Unlike the simple strobe insert, it is absolutely critical that the UnderCover LED Insert, like most LED inserts, be mounted in the corner light housing facing the correct direction! With a strobe insert, you just drill a 1-inch hole and screw the insert in place. It produces light in 360 degrees, so some goes directly out the front and some goes to the back and is reflected out the front.

The UnderCover LED Insert is very different. It produces light in a 160-degree wide band, which is 20 degrees tall. SoundOff provides a mounting template, which clearly shows the direction to face the LED insert. These directions MUST be followed. It is possible to install the UnderCover LED Insert with the optic facing the headlight housing reflector. While that will reflect light forward, it will not be the flat and broad band of light produced by the correctly oriented LED insert.

Most fleet managers know to judge the brightness of an LED 1) at the level the light is directed, 2) at the distance the light is intended to warn, and 3) after the LED has operated for enough time to get as hot (internally) as it is going to get. (Some LEDs wash out in color as they get hot.)

This protocol holds true for the new SoundOff UnderCover LED Insert.
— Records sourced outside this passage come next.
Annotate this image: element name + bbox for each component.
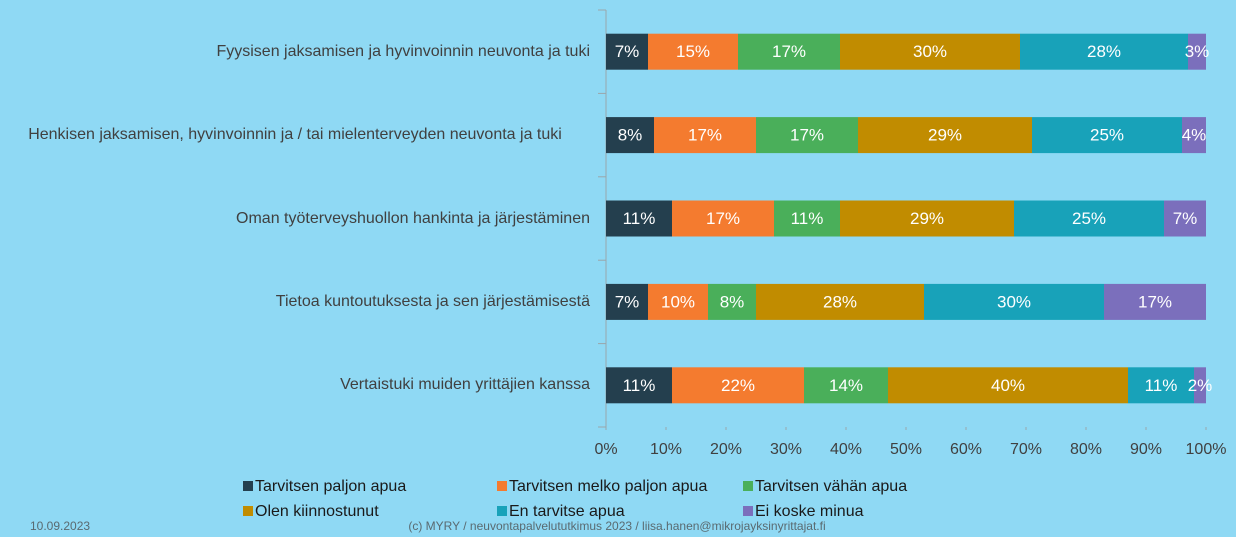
data-label: 2%: [1188, 376, 1213, 395]
x-tick-label: 40%: [830, 441, 862, 458]
bar-segment: [840, 200, 1014, 237]
bar-segment: [1128, 367, 1194, 404]
data-label: 29%: [928, 126, 962, 145]
data-label: 11%: [1145, 376, 1178, 395]
data-label: 30%: [997, 292, 1031, 311]
bar-segment: [756, 117, 858, 154]
data-label: 40%: [991, 376, 1025, 395]
data-label: 25%: [1072, 209, 1106, 228]
data-label: 17%: [688, 126, 722, 145]
bar-segment: [840, 33, 1020, 70]
category-label: Vertaistuki muiden yrittäjien kanssa: [340, 376, 590, 394]
data-label: 3%: [1185, 42, 1210, 61]
bar-segment: [606, 200, 672, 237]
legend-swatch: [743, 506, 753, 516]
bar-segment: [738, 33, 840, 70]
legend-swatch: [243, 506, 253, 516]
bar-segment: [804, 367, 888, 404]
category-label: Henkisen jaksamisen, hyvinvoinnin ja / t…: [28, 126, 562, 144]
legend-label: En tarvitse apua: [509, 503, 625, 520]
bar-segment: [708, 283, 756, 320]
legend-label: Tarvitsen vähän apua: [755, 478, 907, 495]
x-tick-label: 0%: [594, 441, 617, 458]
data-label: 11%: [623, 376, 656, 395]
x-tick-label: 30%: [770, 441, 802, 458]
legend-swatch: [497, 481, 507, 491]
data-label: 15%: [676, 42, 710, 61]
legend-swatch: [243, 481, 253, 491]
data-label: 25%: [1090, 126, 1124, 145]
x-tick-label: 10%: [650, 441, 682, 458]
data-label: 7%: [1173, 209, 1198, 228]
legend-swatch: [497, 506, 507, 516]
data-label: 17%: [790, 126, 824, 145]
legend-swatch: [743, 481, 753, 491]
bar-segment: [888, 367, 1128, 404]
data-label: 4%: [1182, 126, 1207, 145]
legend-label: Tarvitsen melko paljon apua: [509, 478, 707, 495]
data-label: 7%: [615, 292, 640, 311]
data-label: 28%: [1087, 42, 1121, 61]
legend-label: Ei koske minua: [755, 503, 864, 520]
data-label: 29%: [910, 209, 944, 228]
bar-segment: [1014, 200, 1164, 237]
bar-segment: [606, 33, 648, 70]
data-label: 11%: [791, 209, 824, 228]
bar-segment: [1182, 117, 1206, 154]
x-tick-label: 90%: [1130, 441, 1162, 458]
bar-segment: [648, 283, 708, 320]
bar-segment: [606, 117, 654, 154]
bar-segment: [924, 283, 1104, 320]
data-label: 17%: [706, 209, 740, 228]
data-label: 17%: [772, 42, 806, 61]
x-tick-label: 80%: [1070, 441, 1102, 458]
category-label: Tietoa kuntoutuksesta ja sen järjestämis…: [275, 292, 590, 310]
data-label: 28%: [823, 292, 857, 311]
bar-segment: [672, 200, 774, 237]
data-label: 11%: [623, 209, 656, 228]
data-label: 22%: [721, 376, 755, 395]
bar-segment: [672, 367, 804, 404]
bar-segment: [774, 200, 840, 237]
bar-segment: [1188, 33, 1206, 70]
data-label: 8%: [618, 126, 643, 145]
bar-segment: [654, 117, 756, 154]
bar-segment: [1194, 367, 1206, 404]
category-label: Oman työterveyshuollon hankinta ja järje…: [236, 209, 590, 227]
bar-segment: [756, 283, 924, 320]
data-label: 10%: [661, 292, 695, 311]
bar-segment: [1164, 200, 1206, 237]
bar-segment: [1032, 117, 1182, 154]
legend-label: Tarvitsen paljon apua: [255, 478, 406, 495]
data-label: 30%: [913, 42, 947, 61]
data-label: 7%: [615, 42, 640, 61]
bar-segment: [1104, 283, 1206, 320]
category-label: Fyysisen jaksamisen ja hyvinvoinnin neuv…: [216, 42, 590, 60]
data-label: 8%: [720, 292, 745, 311]
x-tick-label: 20%: [710, 441, 742, 458]
legend-label: Olen kiinnostunut: [255, 503, 379, 520]
bar-segment: [858, 117, 1032, 154]
x-tick-label: 100%: [1186, 441, 1227, 458]
data-label: 14%: [829, 376, 863, 395]
x-tick-label: 60%: [950, 441, 982, 458]
bar-segment: [606, 367, 672, 404]
data-label: 17%: [1138, 292, 1172, 311]
x-tick-label: 70%: [1010, 441, 1042, 458]
footer-date: 10.09.2023: [30, 519, 90, 533]
bar-segment: [606, 283, 648, 320]
footer-source: (c) MYRY / neuvontapalvelututkimus 2023 …: [408, 519, 825, 533]
bar-segment: [1020, 33, 1188, 70]
x-tick-label: 50%: [890, 441, 922, 458]
bar-segment: [648, 33, 738, 70]
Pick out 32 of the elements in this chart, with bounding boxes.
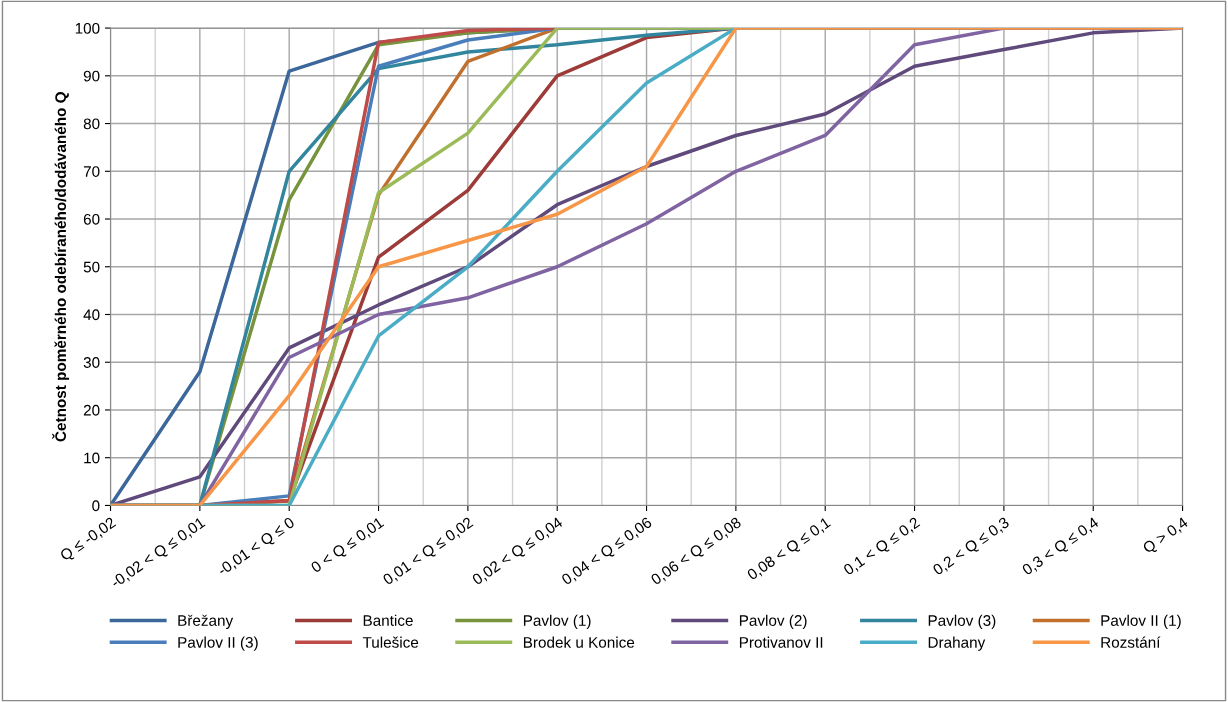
- legend-label: Pavlov II (3): [178, 636, 258, 651]
- y-axis-title: Četnost poměrného odebíraného/dodávaného Q: [52, 92, 70, 442]
- legend-label: Brodek u Konice: [523, 636, 635, 648]
- legend-label: Pavlov (1): [523, 614, 591, 629]
- y-tick-label: 20: [83, 404, 100, 416]
- y-tick-label: 40: [83, 309, 100, 321]
- y-tick-label: 70: [83, 166, 100, 177]
- x-tick-label: 0,1 < Q ≤ 0,2: [842, 516, 922, 578]
- x-tick-label: -0,01 < Q ≤ 0: [216, 516, 297, 579]
- legend-label: Pavlov II (1): [1101, 614, 1181, 629]
- y-tick-label: 50: [83, 261, 100, 273]
- legend-label: Pavlov (2): [739, 614, 807, 629]
- y-tick-label: 90: [83, 70, 100, 82]
- x-tick-label: 0,2 < Q ≤ 0,3: [932, 516, 1012, 578]
- x-tick-label: 0,06 < Q ≤ 0,08: [650, 516, 744, 588]
- legend-label: Rozstání: [1101, 636, 1161, 648]
- y-tick-label: 10: [84, 452, 100, 464]
- x-tick-label: 0,08 < Q ≤ 0,1: [746, 516, 833, 583]
- y-tick-label: 60: [83, 213, 100, 225]
- legend-label: Tulešice: [362, 636, 419, 648]
- y-tick-label: 30: [83, 357, 100, 368]
- legend-label: Protivanov II: [739, 636, 823, 648]
- legend-label: Bantice: [363, 614, 413, 626]
- y-tick-label: 0: [92, 500, 100, 512]
- legend-label: Pavlov (3): [928, 614, 996, 629]
- x-tick-label: Q ≤ -0,02: [59, 516, 118, 564]
- y-tick-label: 80: [83, 118, 100, 130]
- legend-label: Břežany: [178, 614, 234, 629]
- x-tick-label: Q > 0,4: [1142, 516, 1191, 556]
- y-tick-label: 100: [75, 22, 100, 34]
- legend-label: Drahany: [928, 636, 986, 651]
- x-tick-label: 0,3 < Q ≤ 0,4: [1021, 516, 1101, 578]
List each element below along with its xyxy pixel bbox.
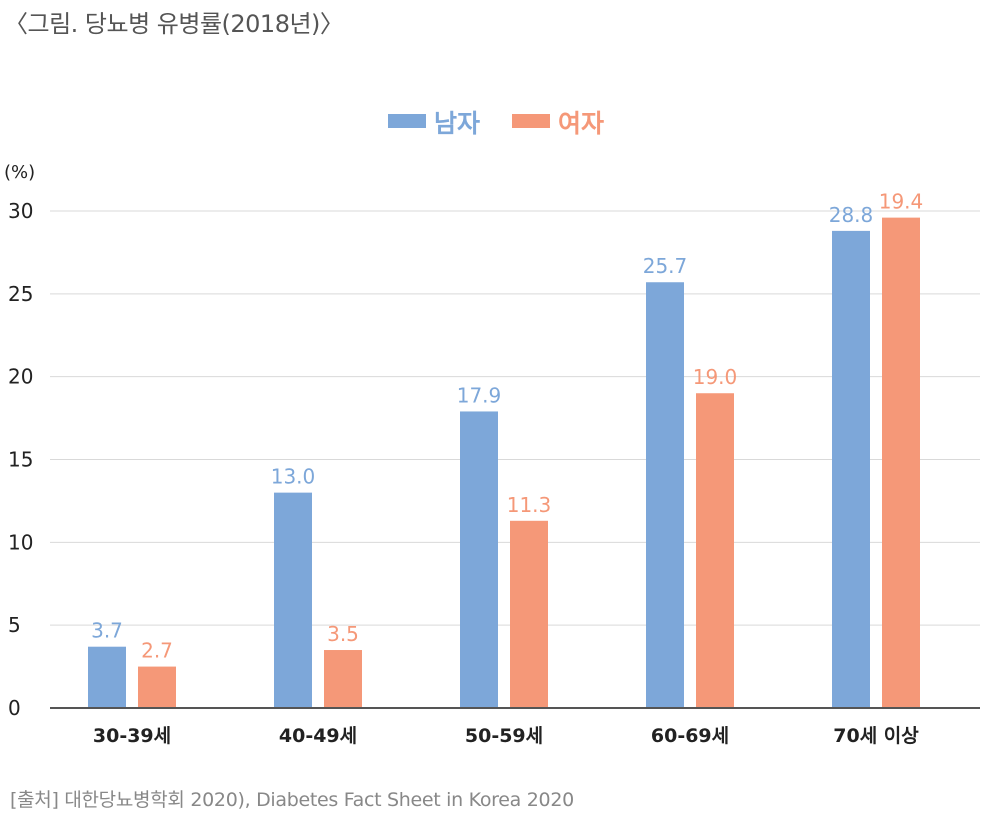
data-label-1-2: 11.3: [507, 493, 552, 517]
data-labels: 3.7 2.7 13.0 3.5 17.9 11.3 25.7 19.0 28.819.4: [91, 190, 923, 663]
x-tick-label: 40-49세: [279, 725, 357, 747]
data-label-0-1: 13.0: [271, 465, 316, 489]
y-axis: 0 5 10 15 20 25 30 (%): [4, 162, 35, 720]
legend: 남자 여자: [388, 109, 604, 138]
bar-0-1: [274, 492, 312, 708]
y-tick-label: 30: [8, 199, 33, 223]
bar-1-3: [696, 393, 734, 708]
y-tick-label: 25: [8, 282, 33, 306]
data-label-1-4: 19.4: [879, 190, 924, 214]
data-label-0-4: 28.8: [829, 203, 874, 227]
x-tick-label: 60-69세: [651, 725, 729, 747]
source-note: [출처] 대한당뇨병학회 2020), Diabetes Fact Sheet …: [10, 789, 574, 811]
bar-0-3: [646, 282, 684, 708]
page-title: 〈그림. 당뇨병 유병률(2018년)〉: [4, 10, 344, 38]
bar-1-0: [138, 666, 176, 708]
data-label-1-3: 19.0: [693, 365, 738, 389]
bars: [88, 217, 920, 709]
bar-0-2: [460, 411, 498, 708]
bar-1-2: [510, 520, 548, 708]
x-tick-label: 70세 이상: [833, 725, 919, 747]
y-tick-label: 15: [8, 448, 33, 472]
bar-1-4: [882, 217, 920, 709]
y-tick-label: 10: [8, 530, 33, 554]
bar-1-1: [324, 650, 362, 708]
x-tick-label: 30-39세: [93, 725, 171, 747]
data-label-1-1: 3.5: [327, 622, 359, 646]
y-tick-label: 20: [8, 365, 33, 389]
legend-swatch-1: [512, 114, 550, 128]
y-unit-label: (%): [4, 162, 35, 183]
legend-label-0: 남자: [434, 109, 480, 138]
data-label-0-0: 3.7: [91, 619, 123, 643]
data-label-0-2: 17.9: [457, 383, 502, 407]
y-tick-label: 5: [8, 613, 21, 637]
x-axis: 30-39세 40-49세 50-59세 60-69세 70세 이상: [50, 707, 980, 747]
y-tick-label: 0: [8, 696, 21, 720]
bar-0-0: [88, 646, 126, 708]
x-tick-label: 50-59세: [465, 725, 543, 747]
data-label-1-0: 2.7: [141, 639, 173, 663]
legend-label-1: 여자: [558, 109, 604, 138]
legend-swatch-0: [388, 114, 426, 128]
bar-chart: 남자 여자 0 5 10 15 20 25 30 (%) 3.7 2.7 13.0 3.5 17.9 11…: [4, 109, 980, 747]
data-label-0-3: 25.7: [643, 254, 688, 278]
bar-0-4: [832, 230, 870, 708]
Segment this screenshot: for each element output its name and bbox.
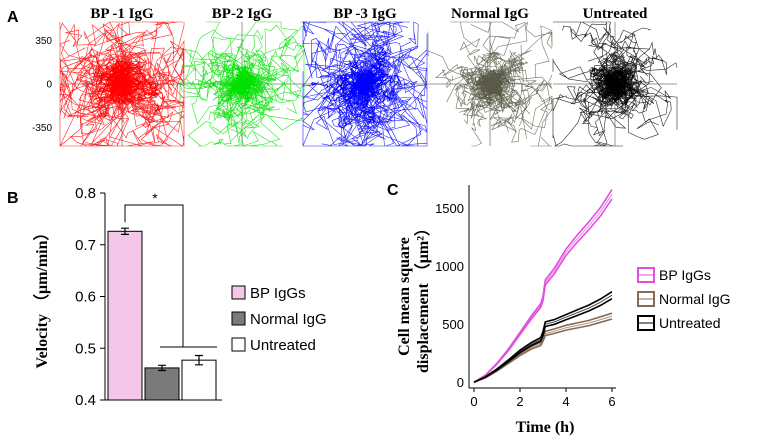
bar-bp-iggs (107, 230, 143, 401)
series-line-bp-iggs (473, 194, 613, 383)
line-y-tick-label: 1500 (435, 201, 464, 216)
panel-b-label: B (7, 190, 19, 207)
series-lower-normal-igg (473, 318, 613, 383)
trajectory-core (203, 60, 264, 107)
trajectory-plot-2: BP-2 IgG (179, 6, 305, 147)
bar-y-tick-label: 0.5 (75, 340, 96, 357)
trajectory-title: BP -1 IgG (90, 6, 154, 22)
legend-label: Normal IgG (250, 311, 327, 328)
bar-y-tick-label: 0.8 (75, 185, 96, 202)
bar-y-label: Velocity （μm/min） (33, 224, 51, 368)
bar-y-tick-label: 0.4 (75, 392, 96, 409)
line-x-label: Time (h) (516, 419, 575, 436)
trajectory-plot-5: Untreated (552, 6, 678, 147)
trajectory-title: BP -3 IgG (333, 6, 397, 22)
bar-y-tick-label: 0.6 (75, 289, 96, 306)
legend-swatch (231, 285, 246, 300)
trajectory-plot-4: Normal IgG (427, 6, 553, 147)
series-lower-bp-iggs (473, 198, 613, 383)
trajectory-y-tick-label: -350 (32, 123, 52, 134)
significance-bracket (124, 204, 184, 347)
bar-y-tick-label: 0.7 (75, 237, 96, 254)
panel-c-msd-chart: 0 500 1000 1500 0 2 4 6 Time (h) Cell mean square… (396, 185, 731, 436)
panel-b-velocity-chart: 0.4 0.5 0.6 0.7 0.8 Velocity （μm/min） * BP IgGs… (33, 185, 327, 409)
line-x-tick-label: 0 (470, 394, 477, 409)
trajectory-core (310, 43, 400, 129)
legend-label: Normal IgG (659, 291, 731, 307)
trajectory-core (590, 66, 639, 106)
panel-c-label: C (387, 182, 399, 199)
legend-label: BP IgGs (659, 267, 711, 283)
bar-error (158, 364, 166, 372)
line-x-tick-label: 2 (516, 394, 523, 409)
trajectory-plot-3: BP -3 IgG (302, 6, 428, 147)
trajectory-core (89, 47, 166, 118)
line-y-label-2: displacement （μm²） (414, 220, 432, 373)
series-lower-untreated (473, 298, 613, 383)
trajectory-core (470, 67, 517, 112)
legend-label: Untreated (659, 315, 720, 331)
line-y-label-1: Cell mean square (396, 237, 413, 356)
trajectory-title: BP-2 IgG (212, 6, 273, 22)
series-upper-bp-iggs (473, 189, 613, 383)
panel-a-trajectories: BP -1 IgG BP-2 IgG BP -3 IgG Normal IgG Untr… (32, 6, 678, 147)
line-y-tick-label: 0 (457, 375, 464, 390)
trajectory-y-tick-label: 350 (35, 36, 52, 47)
bar-normal-igg (144, 367, 180, 401)
bar-untreated (181, 359, 217, 401)
legend-label: BP IgGs (250, 285, 306, 302)
legend-label: Untreated (250, 337, 316, 354)
trajectory-title: Untreated (583, 6, 648, 22)
legend-swatch (231, 311, 246, 326)
legend-swatch (231, 337, 246, 352)
trajectory-title: Normal IgG (451, 6, 529, 22)
line-x-tick-label: 4 (562, 394, 569, 409)
significance-marker: * (152, 190, 158, 206)
panel-a-label: A (7, 9, 19, 26)
trajectory-y-tick-label: 0 (46, 80, 52, 91)
trajectory-plot-1: BP -1 IgG (59, 6, 185, 147)
bar-error (195, 354, 203, 366)
line-y-tick-label: 1000 (435, 259, 464, 274)
bar-error (121, 227, 129, 235)
line-x-tick-label: 6 (608, 394, 615, 409)
line-y-tick-label: 500 (442, 317, 464, 332)
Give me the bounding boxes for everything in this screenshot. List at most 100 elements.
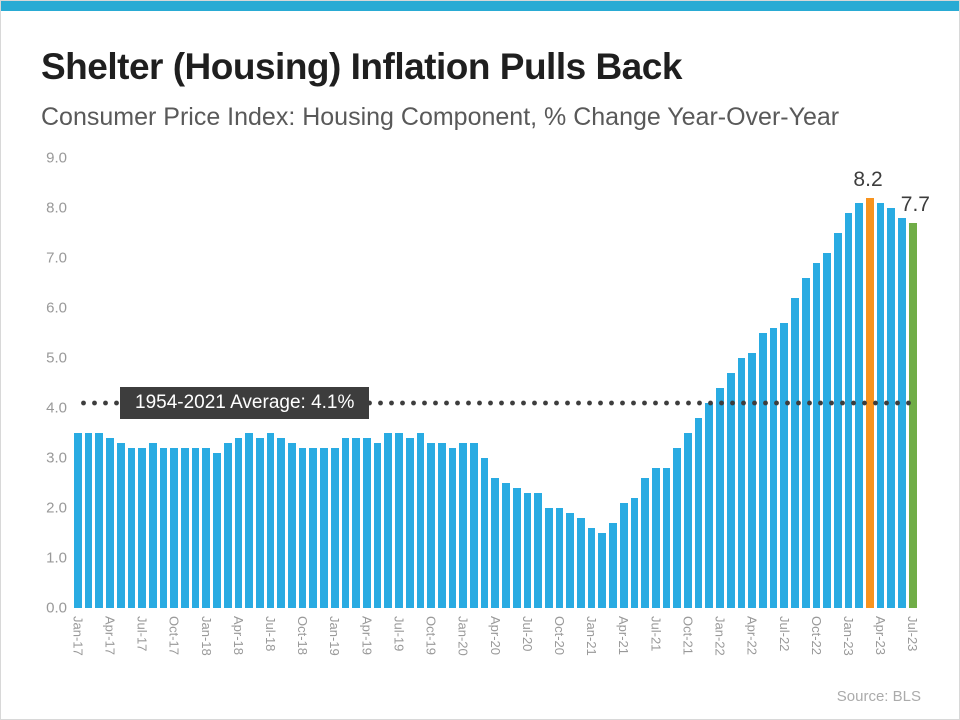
- x-slot: [566, 614, 574, 680]
- x-tick-label: Jul-17: [134, 616, 150, 652]
- x-tick-label: Oct-22: [808, 616, 824, 656]
- x-slot: Oct-21: [680, 614, 695, 680]
- x-slot: Jul-18: [263, 614, 278, 680]
- bar-Dec-22: [833, 233, 842, 608]
- x-slot: [631, 614, 639, 680]
- x-slot: Jan-22: [713, 614, 728, 680]
- bar-Jul-20: [523, 493, 532, 608]
- x-slot: Oct-19: [424, 614, 439, 680]
- x-slot: [309, 614, 317, 680]
- y-tick-label: 4.0: [46, 399, 67, 417]
- x-slot: Oct-22: [809, 614, 824, 680]
- x-tick-label: Apr-23: [873, 616, 889, 656]
- x-tick-label: Jan-23: [840, 616, 856, 656]
- bar-Jun-21: [641, 478, 649, 608]
- bar-Aug-21: [662, 468, 671, 608]
- x-tick-label: Jul-21: [648, 616, 664, 652]
- y-tick-label: 8.0: [46, 199, 67, 217]
- x-tick-label: Apr-18: [230, 616, 246, 656]
- bar-Dec-17: [191, 448, 200, 608]
- x-slot: [598, 614, 606, 680]
- x-tick-label: Jan-22: [712, 616, 728, 656]
- bar-Apr-17: [106, 438, 114, 608]
- x-slot: [791, 614, 799, 680]
- x-slot: Jul-23: [905, 614, 920, 680]
- bar-Jul-22: [780, 323, 789, 608]
- x-tick-label: Oct-20: [551, 616, 567, 656]
- bar-May-19: [373, 443, 382, 608]
- x-slot: [342, 614, 350, 680]
- x-tick-label: Jul-22: [776, 616, 792, 652]
- x-tick-label: Oct-21: [680, 616, 696, 656]
- bar-Jul-23: [908, 223, 917, 608]
- bar-Sep-17: [159, 448, 168, 608]
- bar-Jul-21: [651, 468, 660, 608]
- bar-Apr-20: [491, 478, 500, 608]
- y-axis: 0.0 1.0 2.0 3.0 4.0 5.0 6.0 7.0 8.0 9.0: [27, 150, 67, 617]
- x-slot: [277, 614, 285, 680]
- bar-Apr-22: [748, 353, 756, 608]
- x-tick-label: Oct-19: [423, 616, 439, 656]
- bar-Nov-20: [566, 513, 575, 608]
- x-slot: [759, 614, 767, 680]
- bar-Apr-18: [234, 438, 243, 608]
- x-slot: Apr-20: [488, 614, 503, 680]
- bar-May-23: [887, 208, 896, 608]
- x-slot: [374, 614, 382, 680]
- bar-Dec-20: [577, 518, 585, 608]
- x-slot: [663, 614, 671, 680]
- bar-May-18: [245, 433, 253, 608]
- bar-Dec-18: [320, 448, 328, 608]
- x-tick-label: Apr-19: [359, 616, 375, 656]
- x-slot: [438, 614, 446, 680]
- bar-Mar-20: [480, 458, 489, 608]
- y-tick-label: 7.0: [46, 249, 67, 267]
- x-tick-label: Oct-17: [166, 616, 182, 656]
- bar-Sep-22: [801, 278, 810, 608]
- x-slot: Jan-23: [841, 614, 856, 680]
- x-slot: [470, 614, 478, 680]
- bar-Jun-19: [384, 433, 393, 608]
- bar-Aug-22: [791, 298, 799, 608]
- bar-Mar-19: [352, 438, 360, 608]
- bar-Aug-18: [277, 438, 286, 608]
- x-tick-label: Jan-21: [584, 616, 600, 656]
- bar-Sep-21: [673, 448, 682, 608]
- x-slot: [695, 614, 703, 680]
- bar-Mar-17: [95, 433, 104, 608]
- x-slot: [534, 614, 542, 680]
- x-slot: Oct-18: [295, 614, 310, 680]
- bar-Apr-19: [362, 438, 371, 608]
- x-slot: Jan-19: [327, 614, 342, 680]
- x-slot: [117, 614, 125, 680]
- x-tick-label: Apr-17: [102, 616, 118, 656]
- y-tick-label: 5.0: [46, 349, 67, 367]
- value-label-7.7: 7.7: [900, 193, 930, 216]
- x-slot: Jul-22: [777, 614, 792, 680]
- bar-Jun-20: [512, 488, 521, 608]
- x-slot: [855, 614, 863, 680]
- chart-subtitle: Consumer Price Index: Housing Component,…: [41, 103, 840, 131]
- bar-May-22: [759, 333, 767, 608]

Don’t stand next to the vehicle to judge the effectiveness of ANY corner light warning. Stand 100 feet away as if you were a motorist approaching the intersection. Now you can realistically compare “this” to “that” to see which warning signal is brighter and more effective.

The UnderCover LED Insert is brighter than the old strobe insert, especially in daylight. Judge for yourself how it compares to other LED inserts on the market. The SoundOff LED for corner lights is currently available only in white. The colors of red, blue and amber are options for the future.